The report demonstrates the tremendous distance between where we are and the ideal many Americans cherish of a nation that affords every child an equal opportunity to succeed.

Right now we have only one public institution that has providing children with equal opportunities as its primary goal, and that is our schools. That is a heavy burden indeed, given that policy choices about housing, health and school financing -- among others -- have undermined the ability of schools to live up to the job we ask of them. That is why so many educators have called on other institutions to step up to the plate. One exciting trend is more community schools, where what are called wrap-around services are provided to children and their families -- dental services, medical check-ups, counseling and help with housing.
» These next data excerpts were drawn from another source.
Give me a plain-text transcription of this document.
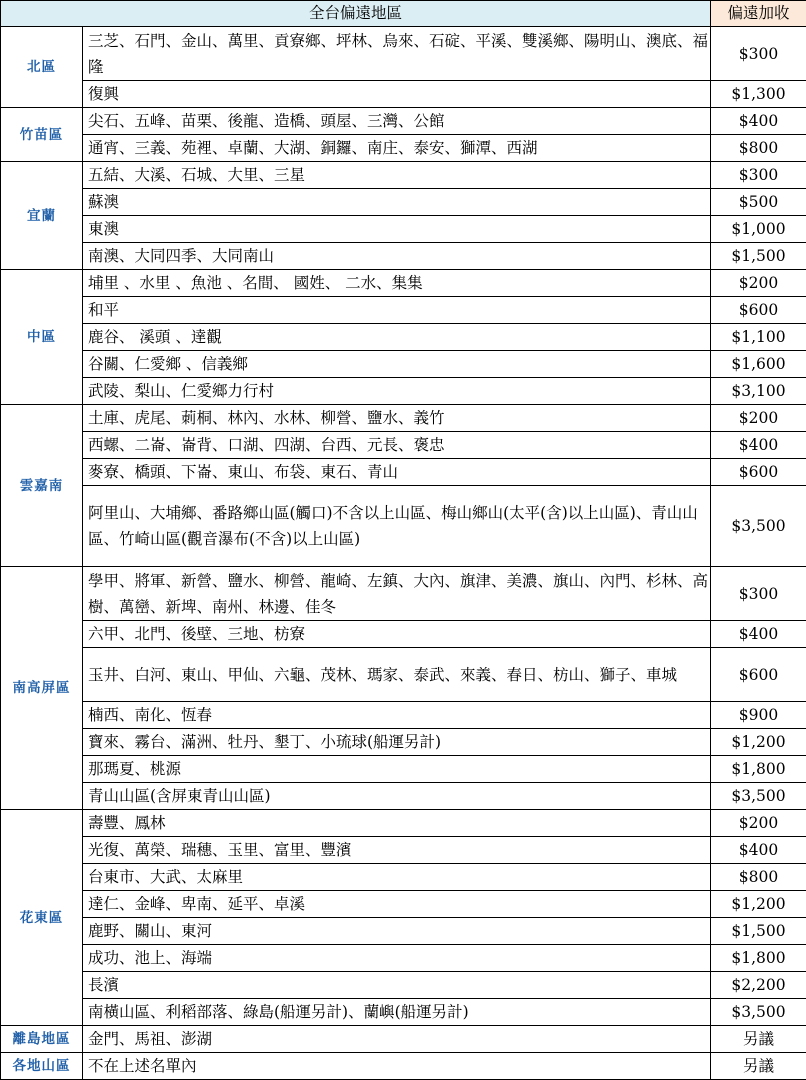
全台偏遠地區		偏遠加收
北區	三芝、石門、金山、萬里、貢寮鄉、坪林、烏來、石碇、平溪、雙溪鄉、陽明山、澳底、福隆	$300
	復興	$1,300
竹苗區	尖石、五峰、苗栗、後龍、造橋、頭屋、三灣、公館	$400
	通宵、三義、苑裡、卓蘭、大湖、銅鑼、南庄、泰安、獅潭、西湖	$800
宜蘭	五結、大溪、石城、大里、三星	$300
	蘇澳	$500
	東澳	$1,000
	南澳、大同四季、大同南山	$1,500
中區	埔里 、水里 、魚池 、名間、 國姓、 二水、集集	$200
	和平	$600
	鹿谷、 溪頭 、達觀	$1,100
	谷關、仁愛鄉 、信義鄉	$1,600
	武陵、梨山、仁愛鄉力行村	$3,100
雲嘉南	土庫、虎尾、莿桐、林內、水林、柳營、鹽水、義竹	$200
	西螺、二崙、崙背、口湖、四湖、台西、元長、褒忠	$400
	麥寮、橋頭、下崙、東山、布袋、東石、青山	$600
	阿里山、大埔鄉、番路鄉山區(觸口)不含以上山區、梅山鄉山(太平(含)以上山區)、青山山區、竹崎山區(觀音瀑布(不含)以上山區)	$3,500
南高屏區	學甲、將軍、新營、鹽水、柳營、龍崎、左鎮、大內、旗津、美濃、旗山、內門、杉林、高樹、萬巒、新埤、南州、林邊、佳冬	$300
	六甲、北門、後壁、三地、枋寮	$400
	玉井、白河、東山、甲仙、六龜、茂林、瑪家、泰武、來義、春日、枋山、獅子、車城	$600
	楠西、南化、恆春	$900
	寶來、霧台、滿洲、牡丹、墾丁、小琉球(船運另計)	$1,200
	那瑪夏、桃源	$1,800
	青山山區(含屏東青山山區)	$3,500
花東區	壽豐、鳳林	$200
	光復、萬榮、瑞穗、玉里、富里、豐濱	$400
	台東市、大武、太麻里	$800
	達仁、金峰、卑南、延平、卓溪	$1,200
	鹿野、關山、東河	$1,500
	成功、池上、海端	$1,800
	長濱	$2,200
	南橫山區、利稻部落、綠島(船運另計)、蘭嶼(船運另計)	$3,500
離島地區	金門、馬祖、澎湖	另議
各地山區	不在上述名單內	另議
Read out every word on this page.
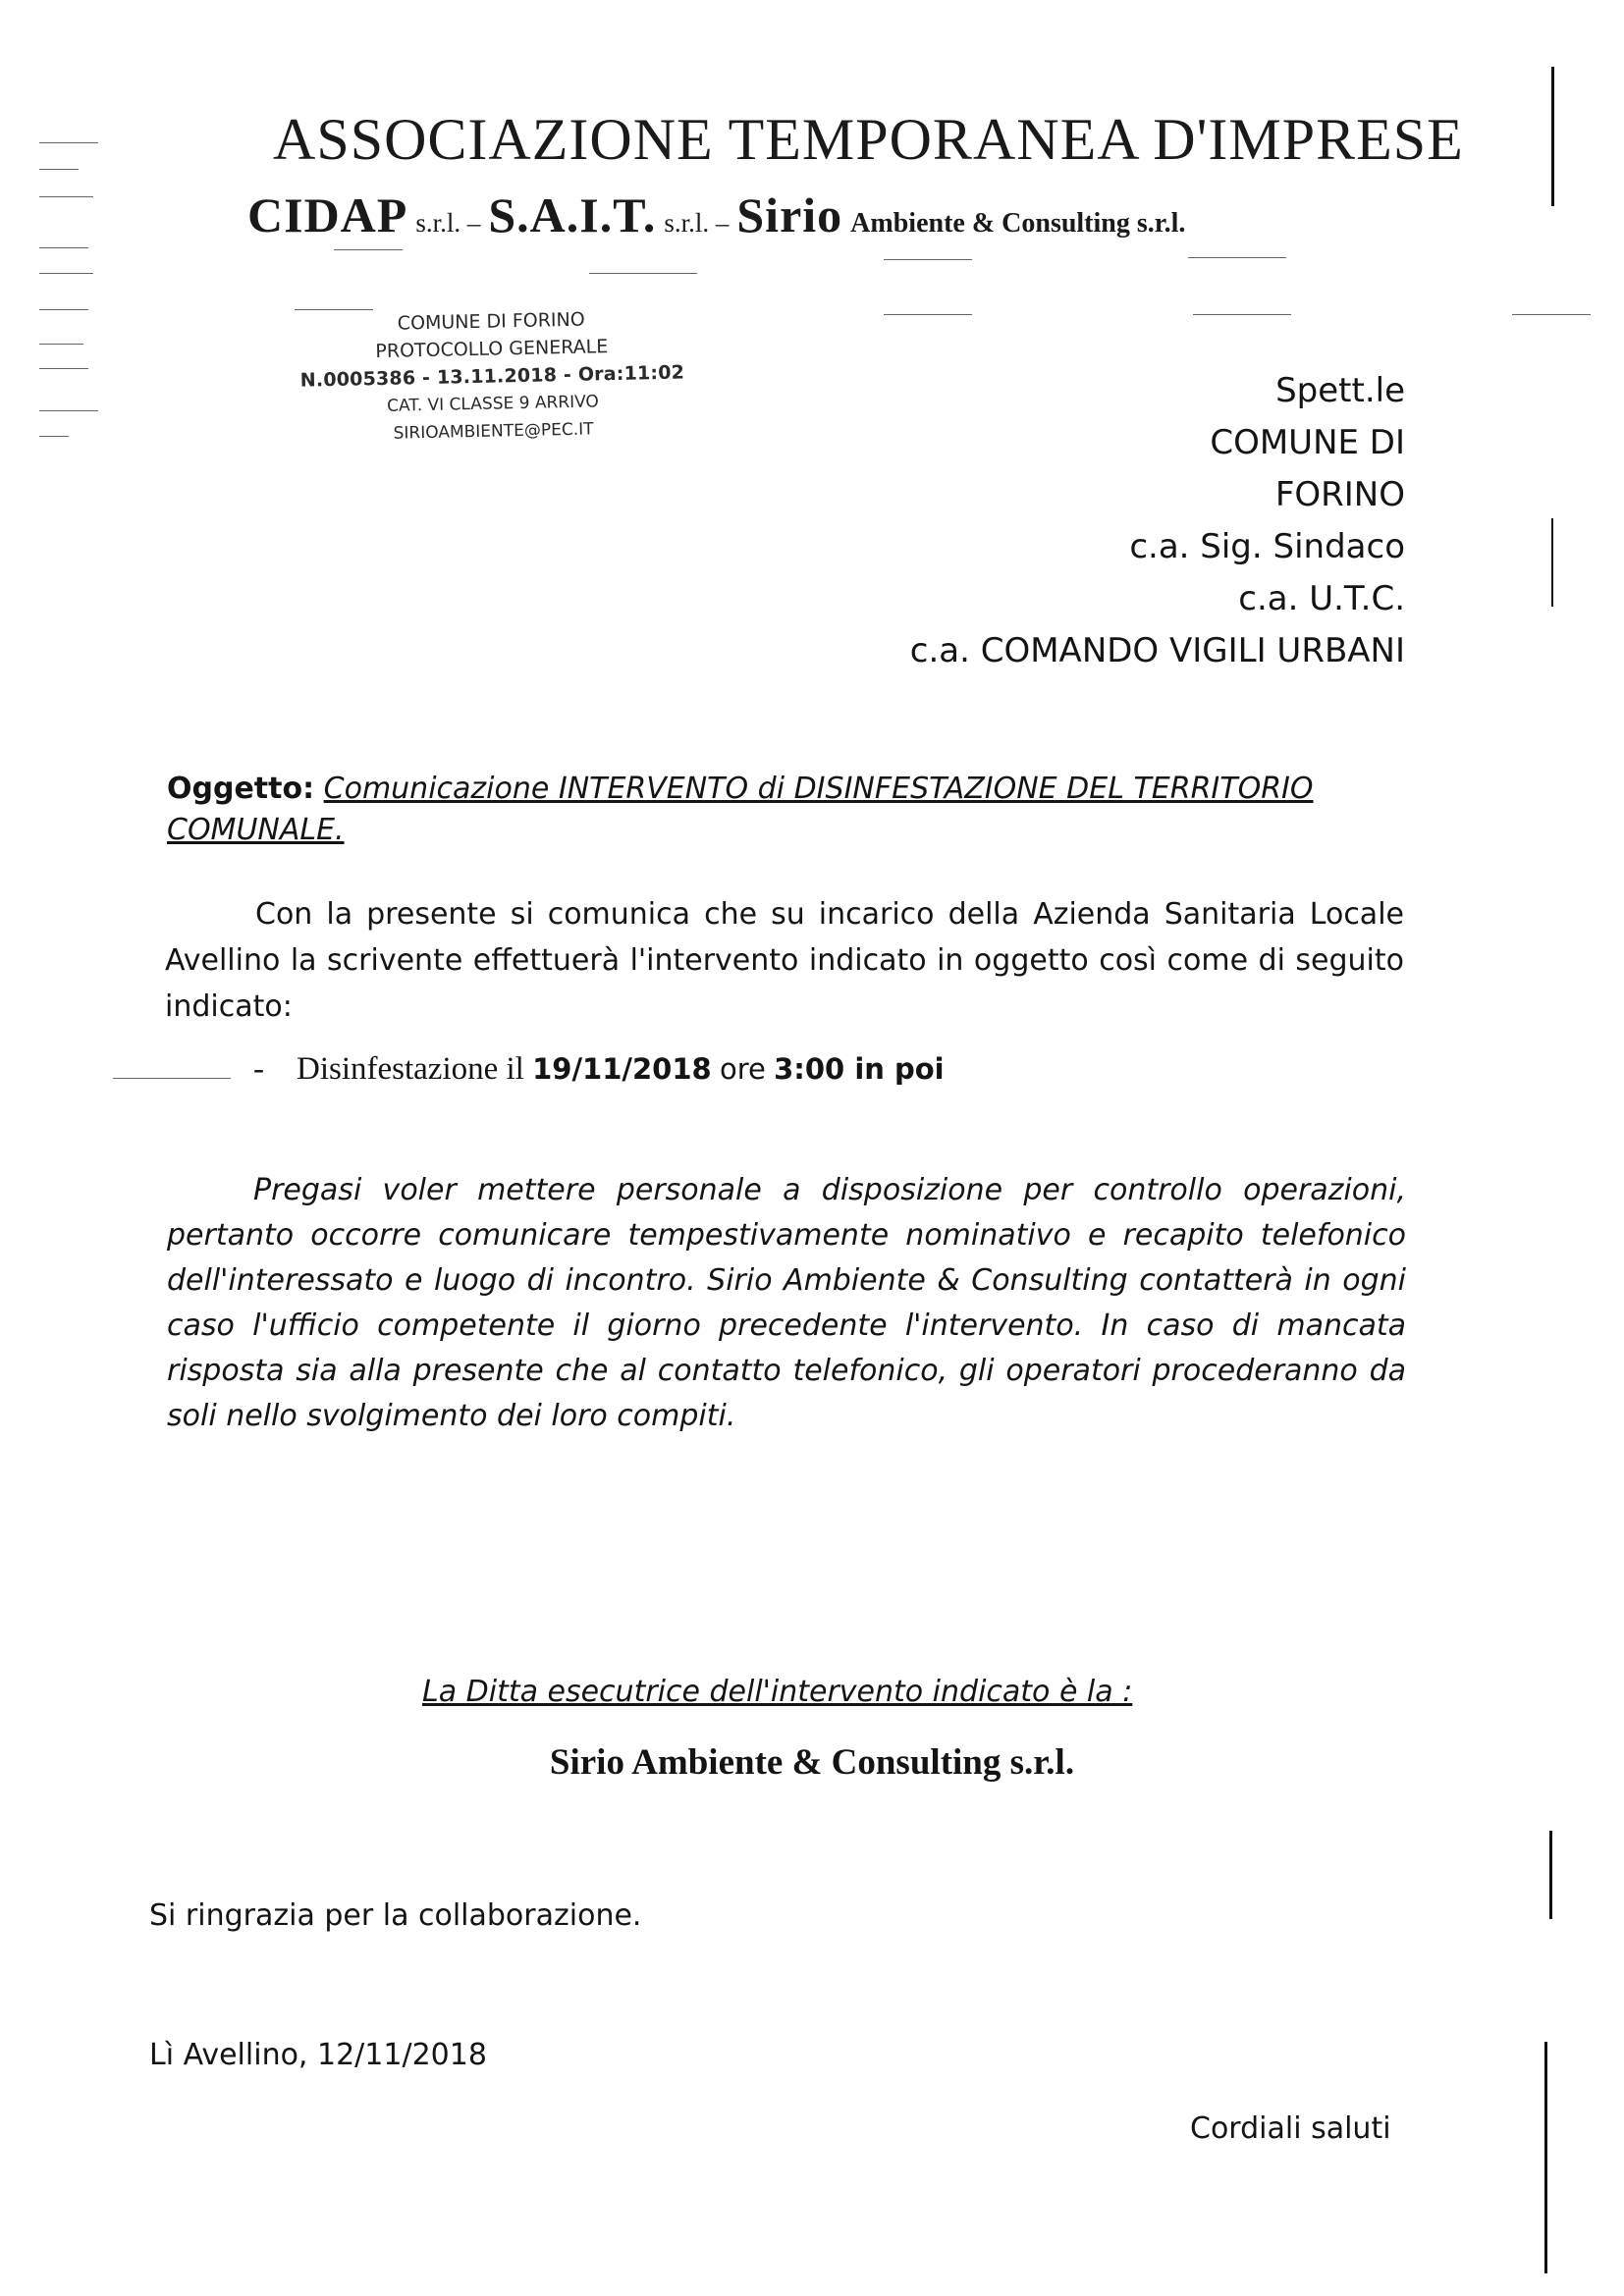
ASSOCIAZIONE TEMPORANEA D'IMPRESE
CIDAP s.r.l. – S.A.I.T. s.r.l. – Sirio Ambiente & Consulting s.r.l.
COMUNE DI FORINO
PROTOCOLLO GENERALE
N.0005386 - 13.11.2018 - Ora:11:02
CAT. VI CLASSE 9 ARRIVO
SIRIOAMBIENTE@PEC.IT
Spett.le
COMUNE DI
FORINO
c.a. Sig. Sindaco
c.a. U.T.C.
c.a. COMANDO VIGILI URBANI
Oggetto: Comunicazione INTERVENTO di DISINFESTAZIONE DEL TERRITORIO COMUNALE.
Con la presente si comunica che su incarico della Azienda Sanitaria Locale Avellino la scrivente effettuerà l'intervento indicato in oggetto così come di seguito indicato:
- Disinfestazione il 19/11/2018 ore 3:00 in poi
Pregasi voler mettere personale a disposizione per controllo operazioni, pertanto occorre comunicare tempestivamente nominativo e recapito telefonico dell'interessato e luogo di incontro. Sirio Ambiente & Consulting contatterà in ogni caso l'ufficio competente il giorno precedente l'intervento. In caso di mancata risposta sia alla presente che al contatto telefonico, gli operatori procederanno da soli nello svolgimento dei loro compiti.
La Ditta esecutrice dell'intervento indicato è la :
Sirio Ambiente & Consulting s.r.l.
Si ringrazia per la collaborazione.
Lì Avellino, 12/11/2018
Cordiali saluti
But even if all the other systems worked better, schools themselves still have a ways to go before they operate on all cylinders to help the children attending them. A key reason is the way they have traditionally been organized; with individual teachers working in isolation behind closed doors. With the exception of the rare superteacher, it is virtually impossible for anyone on her own to know everything necessary to help all her students learn everything they need to learn, but historically schools have expected teachers to do just that without the help and expertise of colleagues. Imagine if we still had individual country doctors who were expected to do everything from ophthalmologic surgery to chemotherapy. The best doctor in the world would still have a significant failure rate.

The unexpected schools I have written about have all developed systems that both permit and require educators to collaborate to ensure that all children meet standards. Those systems of collaboration and shared leadership have allowed even high-poverty schools to attain extraordinary results that far exceed those of other schools.

But some of those unexpected schools have themselves been undermined by the traditional way school districts are organized. In some ways mirroring the way schools are organized, districts often require compliance but fail to provide systems that support collaboration and the sharing of expertise toward the goal of helping all students succeed.

I have found myself wondering what kinds of system high-functioning districts might put in place to help all their schools be successful.

If you've been wondering that too, I invite you to explore the question with me when I travel to Mississippi -- the state of abysmal life chances for African-American children -- to talk with the leaders of a district that graduates 85 percent of its African-American and low-income students (far above the state average) and sends most of them off to some kind of postsecondary experience -- two-year colleges, four-year colleges, technical schools or the military.

The students in Pass Christian -- white, black, Asian and Hispanic -- seem to enjoy a better chance to determine their future by virtue of going to school there rather than elsewhere in Mississippi. The question is, is there something the school district is doing to make that so? And if so, do they have something to teach the rest of us?